UK rail travellers face more disruption as drivers set for third walkout
Rail passengers in Britain face a new wave of disruption after two unions announced plans for 24-hour stoppages in September in a long-running dispute over pay and conditions.
Train drivers’ union Aslef on Wednesday said its members would stage the third one-day walkout at 12 train operating companies on September 15 in a move that is expected to close down large parts of the network. The announcement is part of a series of stoppages by train drivers who voted for their first national strike since 1995 earlier in the summer.
Separately, the smaller Transport Salaried Staffs’ Association announced its own 24-hour strike from midday on September 26 in a dispute with nine train operating companies and infrastructure owner Network Rail.
The previous strikes by train drivers have all but brought the network to a standstill but rail industry executives are confident that a TSSA strike would have a far smaller impact unless it was timed to coincide with a walkout by another union.
The RMT, which has 40,000 members including key signalling staff, has threatened to call more strikes this autumn but has yet to announce any dates.
The latest strikes called by Aslef and the TSSA follow a summer of disruption on the railways as workers push for pay rises to match soaring inflation.
Unions have said the action is also in part to protect their members’ jobs and working practices. But train companies and Network Rail have countered that the only way to afford significant pay rises within their budgets is through higher staff productivity.
The government controls the industry’s finances and is pushing for cost cuts to help plug a £2bn annual funding gap following a fall in ticket revenue after the pandemic.

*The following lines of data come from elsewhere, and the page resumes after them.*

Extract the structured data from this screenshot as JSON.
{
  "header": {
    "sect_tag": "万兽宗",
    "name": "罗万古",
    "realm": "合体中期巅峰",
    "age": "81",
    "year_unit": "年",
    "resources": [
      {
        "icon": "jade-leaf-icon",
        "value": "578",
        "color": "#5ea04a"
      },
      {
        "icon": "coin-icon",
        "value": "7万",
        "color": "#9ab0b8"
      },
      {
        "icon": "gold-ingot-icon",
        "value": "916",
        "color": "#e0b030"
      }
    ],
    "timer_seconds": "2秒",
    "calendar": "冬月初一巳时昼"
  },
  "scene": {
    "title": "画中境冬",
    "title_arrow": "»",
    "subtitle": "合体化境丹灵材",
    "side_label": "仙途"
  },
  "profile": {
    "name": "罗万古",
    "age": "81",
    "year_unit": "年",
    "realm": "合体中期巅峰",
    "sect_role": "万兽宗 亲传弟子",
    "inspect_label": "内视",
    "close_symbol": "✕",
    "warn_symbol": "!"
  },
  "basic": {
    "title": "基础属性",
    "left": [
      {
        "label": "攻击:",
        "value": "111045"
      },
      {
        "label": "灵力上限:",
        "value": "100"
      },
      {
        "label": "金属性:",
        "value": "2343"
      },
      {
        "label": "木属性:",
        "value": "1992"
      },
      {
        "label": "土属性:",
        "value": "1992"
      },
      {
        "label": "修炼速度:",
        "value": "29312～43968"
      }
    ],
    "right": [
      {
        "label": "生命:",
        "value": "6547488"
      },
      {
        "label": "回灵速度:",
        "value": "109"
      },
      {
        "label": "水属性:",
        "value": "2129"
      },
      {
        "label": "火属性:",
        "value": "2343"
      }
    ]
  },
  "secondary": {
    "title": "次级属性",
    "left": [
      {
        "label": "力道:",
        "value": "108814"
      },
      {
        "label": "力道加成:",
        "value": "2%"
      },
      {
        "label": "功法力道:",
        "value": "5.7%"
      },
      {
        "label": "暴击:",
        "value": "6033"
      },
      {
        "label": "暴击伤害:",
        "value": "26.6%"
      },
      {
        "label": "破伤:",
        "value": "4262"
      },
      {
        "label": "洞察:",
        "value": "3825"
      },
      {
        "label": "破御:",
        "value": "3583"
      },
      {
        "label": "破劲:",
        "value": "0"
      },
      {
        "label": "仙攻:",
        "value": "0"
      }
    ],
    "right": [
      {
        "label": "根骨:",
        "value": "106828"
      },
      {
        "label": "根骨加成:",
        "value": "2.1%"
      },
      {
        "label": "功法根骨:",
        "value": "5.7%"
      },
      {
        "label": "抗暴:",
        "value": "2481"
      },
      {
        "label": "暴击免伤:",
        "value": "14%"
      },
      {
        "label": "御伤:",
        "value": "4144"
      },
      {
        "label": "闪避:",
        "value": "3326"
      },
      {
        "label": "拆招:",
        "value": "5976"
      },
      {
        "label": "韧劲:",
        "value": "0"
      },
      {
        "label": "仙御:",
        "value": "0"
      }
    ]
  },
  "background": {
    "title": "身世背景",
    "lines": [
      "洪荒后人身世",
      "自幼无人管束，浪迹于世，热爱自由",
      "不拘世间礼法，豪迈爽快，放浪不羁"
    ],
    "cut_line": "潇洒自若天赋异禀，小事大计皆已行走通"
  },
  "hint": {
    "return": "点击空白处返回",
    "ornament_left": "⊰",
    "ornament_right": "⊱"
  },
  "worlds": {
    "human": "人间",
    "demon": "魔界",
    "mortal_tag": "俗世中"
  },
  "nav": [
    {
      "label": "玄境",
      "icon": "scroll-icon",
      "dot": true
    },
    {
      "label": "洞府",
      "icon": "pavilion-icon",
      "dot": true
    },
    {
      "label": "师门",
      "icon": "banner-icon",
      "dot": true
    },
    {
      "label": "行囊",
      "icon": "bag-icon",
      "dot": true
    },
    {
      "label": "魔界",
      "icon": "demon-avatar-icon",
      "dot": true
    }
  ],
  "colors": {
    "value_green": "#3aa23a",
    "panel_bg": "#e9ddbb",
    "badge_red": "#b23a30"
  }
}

Since the dispute began earlier in the summer, only one pay deal has been agreed when a small number of TSSA members accepted a 4 per cent rise from Network Rail. Separately, Aslef has reached pay deals with nine train companies without resorting to strike action.
Mick Whelan, Aslef’s general secretary, said there was still no pay offer on the table from train operating companies, leaving his members facing a real-terms pay cut. “We want the companies . . . to make a proper pay offer to help our members keep up with the increase in the cost of living,” he said.
Manuel Cortes, TSSA’s general secretary, blamed the government for the impasse. He called on the industry to propose a new pay offer after an “insulting” 2 per cent pay rise was rejected earlier in the summer.
The government called on unions to restart talks with the rail industry, and said strike action would be “self-defeating”.
“These reforms deliver the modernisations our rail network urgently needs, are essential to the future of rail, and will happen. Strikes will not change this,” the government said.
Transport secretary Grant Shapps has repeatedly called on unions to accept sweeping modernisation, such as more flexible shift patterns and making Sunday a regular part of the working week, in exchange for pay rises.
He has also previously called on the RMT to put a rejected pay offer from Network Rail, equivalent to a pay rise of 8 per cent over 2 years, to a member vote.
With Network Rail insisting that its offer is all it can afford, talks are deadlocked, with both industry executives and unions expecting more strikes in the autumn.
Services affected by the Aslef walkout include those operated by Avanti West Coast, Great Western Railway, LNER, Northern Trains and Transpennine Express.